Oualidia, hélas

A l’orée du mois d’août, je me faisais vraiment et imprudemment une joie de retrouver l’un de mes nids : Oualidia, sa nonchalance,  ses gens simples, sa nourriture marine, ses fleurs, son repos à l’ombre des vestiges de la majestueuse Résidence d’été du roi Mohamed V

palais oualidia

’’MohammedV l’a fait construire pendant la première partie de son règne, quand il était encore le sultan Sidi Mohammed Ben Youssef et qu’il avait bien du mal à s’opposer aux velléités de la Résidence d’administrer le Maroc directement, comme une colonie plutôt que comme un protectorat. Avec une marge d’action très limitée, selon son médecin Henri Dubois-Roquebert, auteur de l’ouvrage MohammedV, HassanII, tels que je les ai connus (Editions Tarik), MohammedV se sentait « très isolé dans un palais (à Rabat, ndlr) qu’il lui arrivait souvent de comparer à une prison ». Il venait donc, chaque année, passer plusieurs semaines au bord de la lagune. Autant pour se reposer et s’adonner à la natation (c’était un très bon nageur) que pour passer du temps en famille, loin des intrigues politiques. Oualidia, à l’époque, était un simple village de pêcheurs, doublé d’une petite station balnéaire fréquentée majoritairement par des Safiotes et des Européens.’’ http://www.actuel.ma/index.php?option=com_magazines&view=detail&id=282

l'hippocampe

J’ai tressé à Oualidia, ici même dans le post intitulé ’’Huîtres, fleurs, paix et beauté’’, http://wp.me/p62Hi-1TM , des couronnes de compliments, il y a 3 années. Je n’y suis point retourné depuis. Alors la langueur, la chaleur et l’envie d’y voir un petit être cher entre tous, sourire dans ce décor, m’ont convaincu d’accepter d’y aller, de préférence aux vacances populaires et bousculées du mois d’août, fussent-elles programmées dans des paradis lointains.

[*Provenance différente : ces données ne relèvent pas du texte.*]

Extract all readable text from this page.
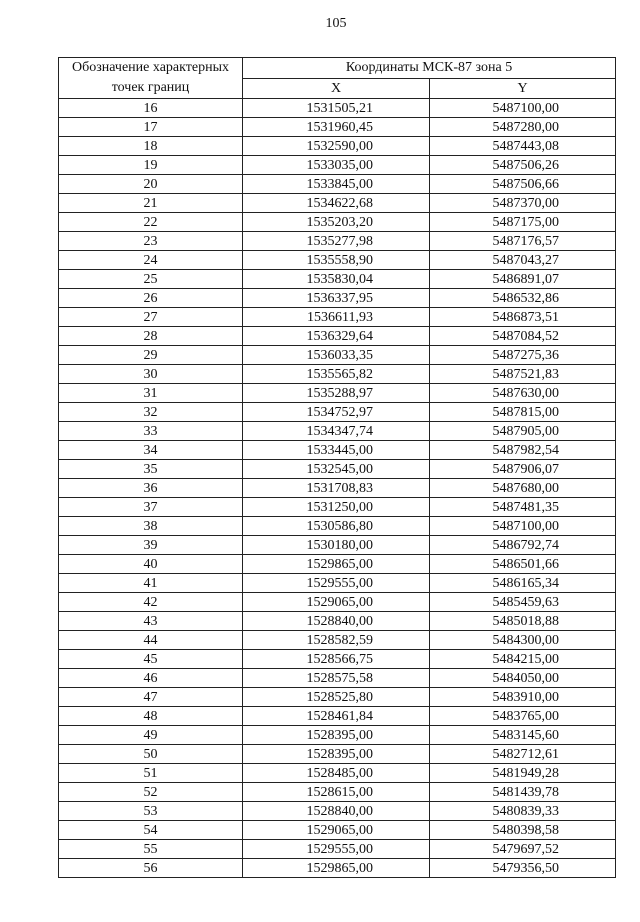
105
Обозначение характерных точек границ	Координаты МСК-87 зона 5	
	X	Y
16	1531505,21	5487100,00
17	1531960,45	5487280,00
18	1532590,00	5487443,08
19	1533035,00	5487506,26
20	1533845,00	5487506,66
21	1534622,68	5487370,00
22	1535203,20	5487175,00
23	1535277,98	5487176,57
24	1535558,90	5487043,27
25	1535830,04	5486891,07
26	1536337,95	5486532,86
27	1536611,93	5486873,51
28	1536329,64	5487084,52
29	1536033,35	5487275,36
30	1535565,82	5487521,83
31	1535288,97	5487630,00
32	1534752,97	5487815,00
33	1534347,74	5487905,00
34	1533445,00	5487982,54
35	1532545,00	5487906,07
36	1531708,83	5487680,00
37	1531250,00	5487481,35
38	1530586,80	5487100,00
39	1530180,00	5486792,74
40	1529865,00	5486501,66
41	1529555,00	5486165,34
42	1529065,00	5485459,63
43	1528840,00	5485018,88
44	1528582,59	5484300,00
45	1528566,75	5484215,00
46	1528575,58	5484050,00
47	1528525,80	5483910,00
48	1528461,84	5483765,00
49	1528395,00	5483145,60
50	1528395,00	5482712,61
51	1528485,00	5481949,28
52	1528615,00	5481439,78
53	1528840,00	5480839,33
54	1529065,00	5480398,58
55	1529555,00	5479697,52
56	1529865,00	5479356,50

Dès le départ de l’expédition, je fus agacé par l’insistance de l’hôtel choisi pour abriter mes vacances, avec laquelle on me réclama des arrhes à la réservation, assorties d’une ’’menace’’ de pénalité ou cas où je ne la respecterais pas… Allons bon ! Ça commence bien, me dis-je ! Je chargeai donc mon assistante-voyages de gérer le projet, lui interdisant formellement de verser le moindre kopek de garantie, menaçant et fulminant comme chaque fois que l’on se permet de me menacer de ce genre de règlement imbécile ou, à tout le moins, indélicat … A ce propos, juste une petite anecdote : j’ai annulé – à grand peine, il est vrai- un ’’provider’’ téléphonique – un fournisseur tout simplement- qui s’est permis de m’envoyer un jour une lettre commerciale qu’il a osé intituler ’’convocation pour affaire vous concernant’’ s’octroyant ainsi quelque droit sur moi…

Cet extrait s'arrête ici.